General-purpose AI tools are becoming widely accessible. The differentiator is not access to the technology itself. It is how organizations integrate AI into controlled processes and how effectively they apply it using reliable, high-integrity data.

The industry is also moving gradually from augmented intelligence, where humans remain deeply involved in decisions, toward more agentic systems that operate with increasing autonomy.

That shift raises the stakes significantly.

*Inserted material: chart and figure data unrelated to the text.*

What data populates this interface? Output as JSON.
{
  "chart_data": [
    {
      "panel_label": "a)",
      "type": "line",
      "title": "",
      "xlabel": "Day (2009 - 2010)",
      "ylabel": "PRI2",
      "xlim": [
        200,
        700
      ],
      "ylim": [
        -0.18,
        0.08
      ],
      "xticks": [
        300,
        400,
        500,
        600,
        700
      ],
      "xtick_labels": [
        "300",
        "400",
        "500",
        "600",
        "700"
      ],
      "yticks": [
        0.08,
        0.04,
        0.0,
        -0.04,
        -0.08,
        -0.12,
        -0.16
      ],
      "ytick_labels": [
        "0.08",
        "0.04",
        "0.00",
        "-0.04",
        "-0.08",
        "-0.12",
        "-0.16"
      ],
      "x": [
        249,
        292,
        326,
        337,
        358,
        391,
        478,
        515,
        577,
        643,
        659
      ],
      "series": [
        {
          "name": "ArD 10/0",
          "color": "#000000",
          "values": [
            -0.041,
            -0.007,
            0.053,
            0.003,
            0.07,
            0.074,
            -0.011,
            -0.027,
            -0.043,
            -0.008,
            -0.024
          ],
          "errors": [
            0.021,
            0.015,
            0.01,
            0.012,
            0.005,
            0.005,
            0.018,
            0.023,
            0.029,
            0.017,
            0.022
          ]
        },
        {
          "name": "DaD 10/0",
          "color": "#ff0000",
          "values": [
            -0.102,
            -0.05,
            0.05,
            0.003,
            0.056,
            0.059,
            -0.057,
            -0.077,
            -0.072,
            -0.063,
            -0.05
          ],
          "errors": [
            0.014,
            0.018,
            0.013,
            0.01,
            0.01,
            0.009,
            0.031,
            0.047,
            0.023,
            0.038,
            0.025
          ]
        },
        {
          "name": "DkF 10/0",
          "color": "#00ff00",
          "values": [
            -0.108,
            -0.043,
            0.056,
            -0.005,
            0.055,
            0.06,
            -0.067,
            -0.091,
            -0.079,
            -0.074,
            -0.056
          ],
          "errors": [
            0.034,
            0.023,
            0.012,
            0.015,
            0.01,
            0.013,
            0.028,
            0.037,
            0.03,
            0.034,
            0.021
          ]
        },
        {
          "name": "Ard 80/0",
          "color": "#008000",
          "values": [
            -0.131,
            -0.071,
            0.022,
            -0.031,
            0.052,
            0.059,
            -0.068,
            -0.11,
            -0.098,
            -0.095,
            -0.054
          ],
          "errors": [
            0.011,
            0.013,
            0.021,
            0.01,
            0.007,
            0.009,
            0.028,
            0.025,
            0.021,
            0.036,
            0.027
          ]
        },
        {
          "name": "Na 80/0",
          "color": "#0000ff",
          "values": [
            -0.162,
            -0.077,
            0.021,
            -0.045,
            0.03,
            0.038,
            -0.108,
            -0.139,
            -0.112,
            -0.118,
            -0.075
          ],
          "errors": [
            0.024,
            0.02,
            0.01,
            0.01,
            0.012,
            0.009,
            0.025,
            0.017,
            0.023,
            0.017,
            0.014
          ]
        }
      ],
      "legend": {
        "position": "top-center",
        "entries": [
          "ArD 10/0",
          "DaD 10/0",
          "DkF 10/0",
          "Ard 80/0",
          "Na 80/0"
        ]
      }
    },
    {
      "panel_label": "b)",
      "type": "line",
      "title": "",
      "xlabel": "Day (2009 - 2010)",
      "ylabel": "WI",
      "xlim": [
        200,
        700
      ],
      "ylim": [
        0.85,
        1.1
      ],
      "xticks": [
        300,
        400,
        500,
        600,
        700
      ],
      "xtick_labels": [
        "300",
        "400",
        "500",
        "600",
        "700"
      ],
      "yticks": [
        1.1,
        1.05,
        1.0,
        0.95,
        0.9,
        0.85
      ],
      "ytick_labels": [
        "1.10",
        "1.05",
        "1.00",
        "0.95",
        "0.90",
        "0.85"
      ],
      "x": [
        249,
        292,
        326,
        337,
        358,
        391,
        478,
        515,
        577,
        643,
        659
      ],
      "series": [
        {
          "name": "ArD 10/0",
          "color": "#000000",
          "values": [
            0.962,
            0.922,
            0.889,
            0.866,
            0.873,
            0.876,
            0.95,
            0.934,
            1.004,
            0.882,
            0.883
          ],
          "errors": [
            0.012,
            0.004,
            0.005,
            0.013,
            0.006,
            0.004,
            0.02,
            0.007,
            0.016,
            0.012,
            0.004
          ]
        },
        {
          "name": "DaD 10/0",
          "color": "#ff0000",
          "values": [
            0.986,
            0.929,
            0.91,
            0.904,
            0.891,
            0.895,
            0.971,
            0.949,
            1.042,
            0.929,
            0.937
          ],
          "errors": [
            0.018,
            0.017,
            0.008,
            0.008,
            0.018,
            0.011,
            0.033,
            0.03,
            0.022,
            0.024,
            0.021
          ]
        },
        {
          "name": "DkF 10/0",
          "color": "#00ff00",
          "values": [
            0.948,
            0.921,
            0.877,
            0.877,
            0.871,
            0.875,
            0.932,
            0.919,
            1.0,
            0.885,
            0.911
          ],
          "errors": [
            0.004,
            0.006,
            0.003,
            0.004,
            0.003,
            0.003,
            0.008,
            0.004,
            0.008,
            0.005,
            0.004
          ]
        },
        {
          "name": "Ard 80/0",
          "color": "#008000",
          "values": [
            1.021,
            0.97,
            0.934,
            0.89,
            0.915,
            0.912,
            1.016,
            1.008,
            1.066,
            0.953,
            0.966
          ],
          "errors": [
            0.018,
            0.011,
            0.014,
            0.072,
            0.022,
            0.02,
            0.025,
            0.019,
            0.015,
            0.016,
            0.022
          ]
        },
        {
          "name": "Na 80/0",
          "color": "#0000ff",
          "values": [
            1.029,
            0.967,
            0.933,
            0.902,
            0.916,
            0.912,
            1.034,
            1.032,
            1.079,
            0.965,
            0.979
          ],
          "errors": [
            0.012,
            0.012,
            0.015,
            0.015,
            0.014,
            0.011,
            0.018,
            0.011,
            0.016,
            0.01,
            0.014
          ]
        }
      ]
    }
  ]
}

Autonomous actions tied to validated records, release decisions, shipments, or regulatory reporting can create consequences that are not easily reversible. That is part of the reason regulators remain cautious around fully autonomous AI applications in GMP environments.

The organizations that succeed will be the ones that scale governance alongside capability.

Oversight cannot depend entirely on downstream review. Organizations will need clearly defined operating boundaries, continuous monitoring, escalation thresholds, and disciplined intervention models before autonomy expands further.

At Thermo Fisher, this has led to a phased governance approach focused first on stabilizing foundational controls, then standardizing execution, and finally scaling capabilities as organizational maturity increases.

When innovation and governance mature together, AI becomes an extension of operational discipline rather than a separate source of risk.